La CNUCED, cependant, n'a pas été très efficace dans la mise en œuvre du Nouvel Ordre Économique International (NOEI), et les inégalités socio-économiques entre les pays industrialisés et le tiers monde se sont accrues tout au long des années 1960 et jusqu'au XXIe siècle. La crise pétrolière de 1973 , qui a suivi la guerre du Kippour (octobre 1973), a été déclenchée par l'OPEP, qui a imposé un embargo aux États-Unis et aux pays occidentaux, provoquant une multiplication par quatre du prix du pétrole. Cette crise a duré cinq mois, du 17 octobre 1973 au 18 mars 1974. Les pays membres de l'OPEP ont alors convenu, le 7 janvier 1975, d'augmenter les prix du pétrole brut de 10 %. À cette époque, les pays de l'OPEP – dont beaucoup avaient récemment nationalisé leurs industries pétrolières – se sont joints à l'appel en faveur d'un Nouvel Ordre Économique International, initié par des coalitions de producteurs primaires. À l'issue du premier sommet de l'OPEP à Alger, les membres ont plaidé pour des prix des matières premières stables et équitables, un programme international pour l'alimentation et l'agriculture, le transfert de technologies du Nord vers le Sud et la démocratisation du système économique. Cependant, les pays industrialisés se sont rapidement mis en quête de substituts au pétrole de l'OPEP, tandis que les compagnies pétrolières investissaient la majeure partie de leurs capitaux de recherche aux États-Unis, en Europe et dans d'autres pays politiquement stables. L'OPEP a ainsi perdu progressivement de son influence sur les cours mondiaux du pétrole.

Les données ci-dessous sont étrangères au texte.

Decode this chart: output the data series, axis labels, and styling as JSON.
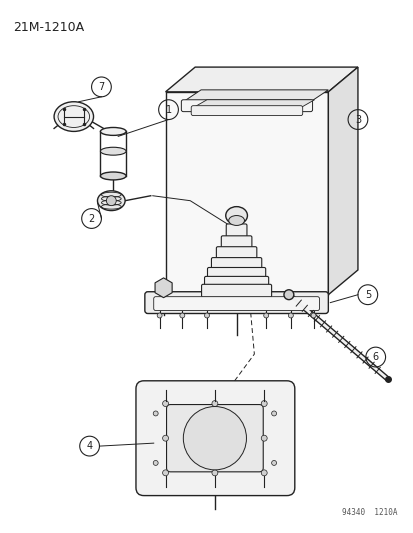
{
  "title": "21M-1210A",
  "watermark": "94340  1210A",
  "background_color": "#ffffff",
  "line_color": "#222222",
  "figsize": [
    4.14,
    5.33
  ],
  "dpi": 100
}
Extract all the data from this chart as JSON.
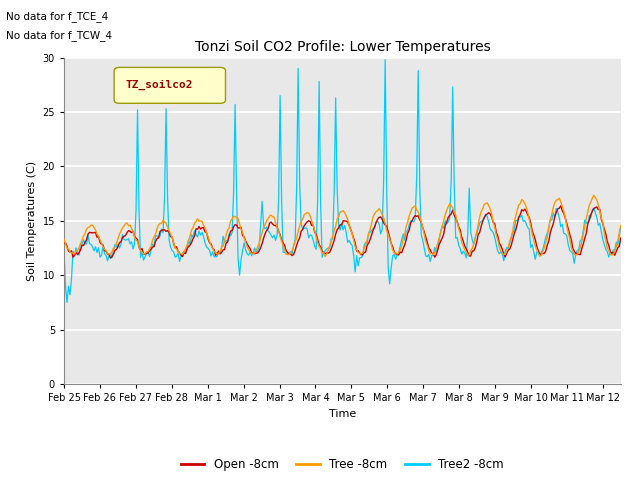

La seconde crise pétrolière a éclaté à la suite de la révolution iranienne de 1979. Puis, en 1982, la crise de la dette latino-américaine a éclaté au Mexique, puis en Argentine et au Brésil, qui se sont avérés incapables de rembourser leurs dettes, mettant en péril l'existence même du système économique international.
Les années 1990 ont été caractérisées par la prévalence du consensus de Washington sur les politiques néolibérales , « l’ajustement structurel » et les « thérapies de choc » pour les anciens États communistes.
Décolonisation de l'Afrique
La décolonisation de l’Afrique du Nord et de l’Afrique subsaharienne s’est déroulée au milieu des années 1950, de manière très soudaine et sans grande préparation. Elle a engendré une agitation généralisée et des révoltes organisées, notamment en Algérie française, en Angola portugais, au Congo belge et au Kenya britannique.
En 1945, l'Afrique comptait quatre pays indépendants : l'Égypte, l'Éthiopie, le Libéria et l'Afrique du Sud.
Après la défaite de l'Italie lors de la Seconde Guerre mondiale, la France et le Royaume-Uni occupèrent les anciennes colonies italiennes. La Libye devint un royaume indépendant en 1951. L'Érythrée fut rattachée à l'Éthiopie en 1952. La Somalie italienne fut administrée par le Royaume-Uni, puis par l'Italie à partir de 1954, jusqu'à son indépendance en 1960.

En 1977, la domination coloniale européenne sur l'Afrique continentale prit fin. La plupart des pays insulaires africains accédèrent également à l'indépendance, bien que La Réunion et Mayotte demeurent françaises. Cependant, les populations noires majoritaires de Rhodésie et d'Afrique du Sud furent privées de leurs droits civiques jusqu'en 1979 en Rhodésie (devenue Zimbabwe-Rhodésie cette année-là, puis Zimbabwe l'année suivante) et jusqu'en 1994 en Afrique du Sud. La Namibie , dernier territoire sous tutelle de l'ONU en Afrique, devint indépendante de l'Afrique du Sud en 1990.
La plupart des pays africains indépendants se situent à l'intérieur d'anciennes frontières coloniales. Cependant, le Maroc est issu de la fusion du Maroc français et du Maroc espagnol , et la Somalie est née de la fusion du Somaliland britannique et du Somaliland italien . L'Érythrée a fusionné avec l'Éthiopie en 1952, mais n'est devenue un pays indépendant qu'en 1993.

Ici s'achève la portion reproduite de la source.